Panoramio is a photographic social network associated with Google. Uploading photos on Panoramio, you can partecipate to enlarge the panoramio community and you may have your shots visible on Google services.
The community itself is made up by occasional, amateur and professional photographers who share any kind of picture as it happen on any other social network. There are games, contests and groups you can partecipate with your shots in order to getting in touch with other users and sharing your shots and your experience with them, but the feature which make Panoramio more interesting is the possibility to have your shots be selected for Google Earth and Google Maps. A large part of members try to upload almost only geotagged pictures which can be selected for these services. They do not only upload their best shots on Panoramio, but also any picture which can potentially be selected. Since there are many users and the map is already filled up with many pictures, the only way to be visible on this social network is to upload a lot of pictures which can be selected for Google Earth. I think it is more important to have many pictures instead of few high quality ones. Of course, it doesn’t mean you have to share very bad pictures, just not only the best ones of your portfolio. Another thing it can help is to upload pictures of not so famous locations, because you will notice that famous places such as Times Square or the Golden Gate are already full of images on the map. Instead, a field in the countryside or a nice view from a mountain may have less geotagged photos.

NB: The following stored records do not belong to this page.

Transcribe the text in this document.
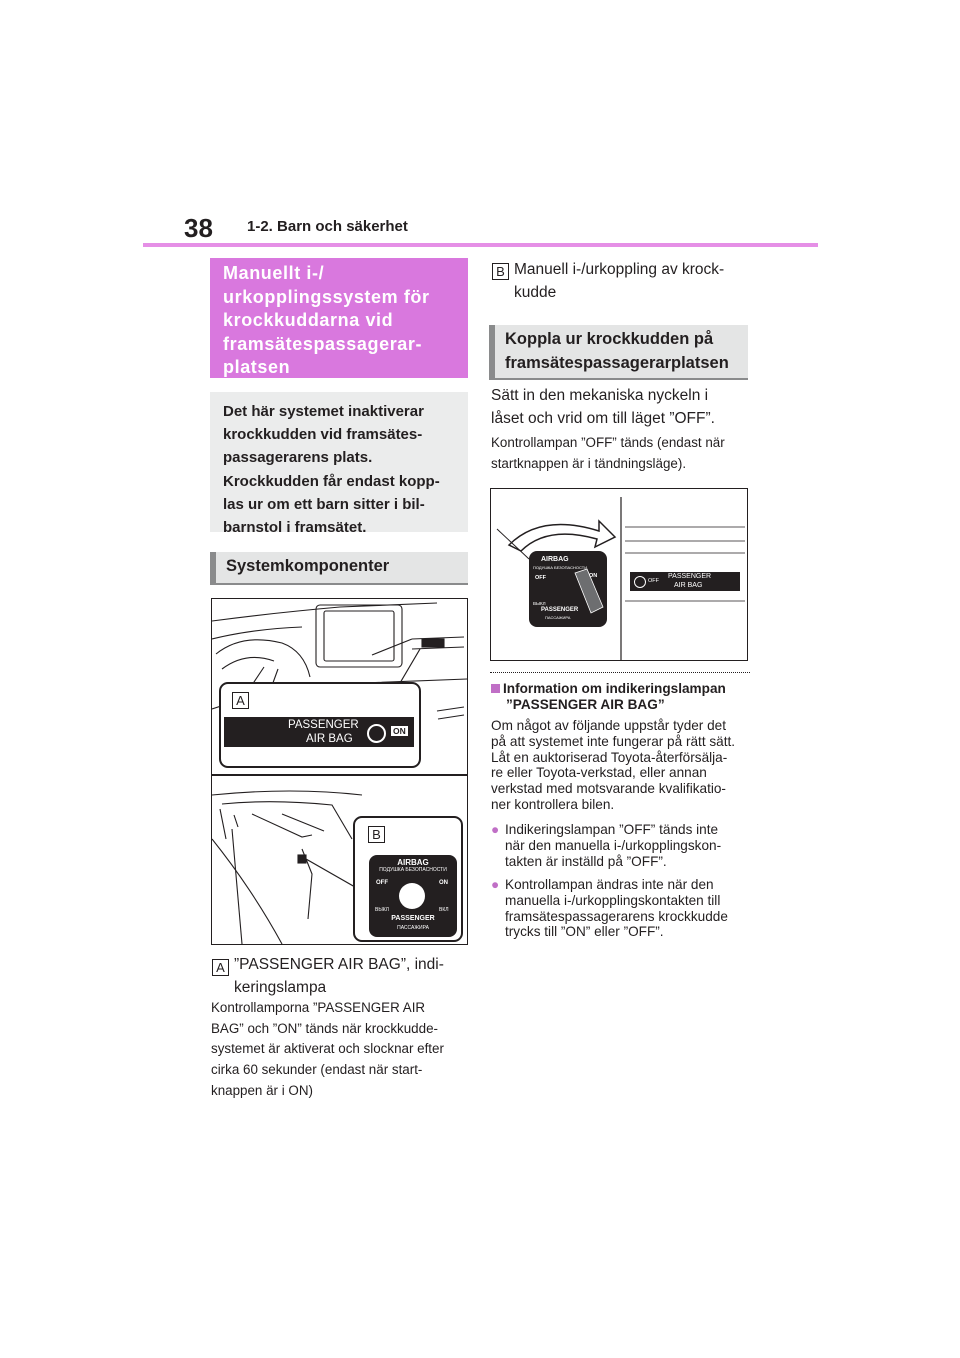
38 1-2. Barn och säkerhet
Manuellt i-/
urkopplingssystem för
krockkuddarna vid
framsätespassagerar-
platsen
Det här systemet inaktiverar
krockkudden vid framsätes-
passagerarens plats.
Krockkudden får endast kopp-
las ur om ett barn sitter i bil-
barnstol i framsätet.
Systemkomponenter
A
PASSENGER
AIR BAG
ON
B
AIRBAG
ПОДУШКА БЕЗОПАСНОСТИ
OFF	ON
ВЫКЛ	ВКЛ
PASSENGER
ПАССАЖИРА
A ”PASSENGER AIR BAG”, indi-
keringslampa
Kontrollamporna ”PASSENGER AIR
BAG” och ”ON” tänds när krockkudde-
systemet är aktiverat och slocknar efter
cirka 60 sekunder (endast när start-
knappen är i ON)
B Manuell i-/urkoppling av krock-
kudde
Koppla ur krockkudden på
framsätespassagerarplatsen
Sätt in den mekaniska nyckeln i
låset och vrid om till läget ”OFF”.
Kontrollampan ”OFF” tänds (endast när
startknappen är i tändningsläge).
AIRBAG
ПОДУШКА БЕЗОПАСНОСТИ
OFF	ON
ВЫКЛ
PASSENGER
ПАССАЖИРА
OFF
PASSENGER
AIR BAG
Information om indikeringslampan
”PASSENGER AIR BAG”
Om något av följande uppstår tyder det
på att systemet inte fungerar på rätt sätt.
Låt en auktoriserad Toyota-återförsälja-
re eller Toyota-verkstad, eller annan
verkstad med motsvarande kvalifikatio-
ner kontrollera bilen.
● Indikeringslampan ”OFF” tänds inte
när den manuella i-/urkopplingskon-
takten är inställd på ”OFF”.
● Kontrollampan ändras inte när den
manuella i-/urkopplingskontakten till
framsätespassagerarens krockkudde
trycks till ”ON” eller ”OFF”.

This is the same way I do partecipate to this community and my aim is to give my shots a worldwide visible showcase on Google services, showing the places I photographed and I’ve been so far. Sometimes I shoot pictures with the only purpose to upload them on Panoramio to document remarkable landscapes, streets, buildings and monuments and increase my geotagged photos. I don’t care if many of these pictures don’t look as awesome as my best shots, because the aim here is different. I only try to respect few parameters: the pictures must be HDR and must be selected for Google Earth. I always use HDR (even if sometime I also use black and white HDR) since my purpose is to show what I do and not only to fill the map with any kind of pictures. If a shot is not selected for Google Earth I remove it from Panoramio, because, as I said, the aim is to have photos on Google services available to any users and not only Panoramio ones.
When the service was created, there were not so many pictures on it and the selection wasn’t that hard since Google needed tons of pictures to fill the map. Now that any city is full of pictures, you may find the selection less easy to pass.
To make your shots be selected you should now try to avoid these elements because they are usually not accepted:
The policy, as you can guess, is pretty easy and even perceptible. They only accept shots which can clearly document places with no copyright or privacy abuse. They will not cancel your images from Panoramio, but they will exclude them from Google services. You can ask for a second review, and I advise you to do that, but if your shot is not selected after a second review, it will not be visible on the map.
Less perceptible in my opinion is the decision to give priority to the oldest and most viewed shots in the map. When you open Google Maps and choose photos to be visible, you will notice you can see many icons on the map itself. Clicking one of them will show the image you chose and the name of the author and clicking it again will enlarge it to fill your window. Since there are tons of pictures on the map, there is a selection even on the ones you can see from a higher position and the ones you can see only with very closed up view of a city or even only on full window browser. We can compare this with SEO positioning with the difference that for Google SEO old is not (always) better while for Google Maps it seems that old is (almost) always better.
In my opinion this doesn’t make sense for a couple of reasons. Fisrt of all, Google should aim to have many pictures showing what there is on any place on earth and since we can assume that some changes have happened here and there, old pictures may not represent reality as it is right now. Secondly, since recent pictures have passed a more accurate selection, they are surely safer and more appropriate.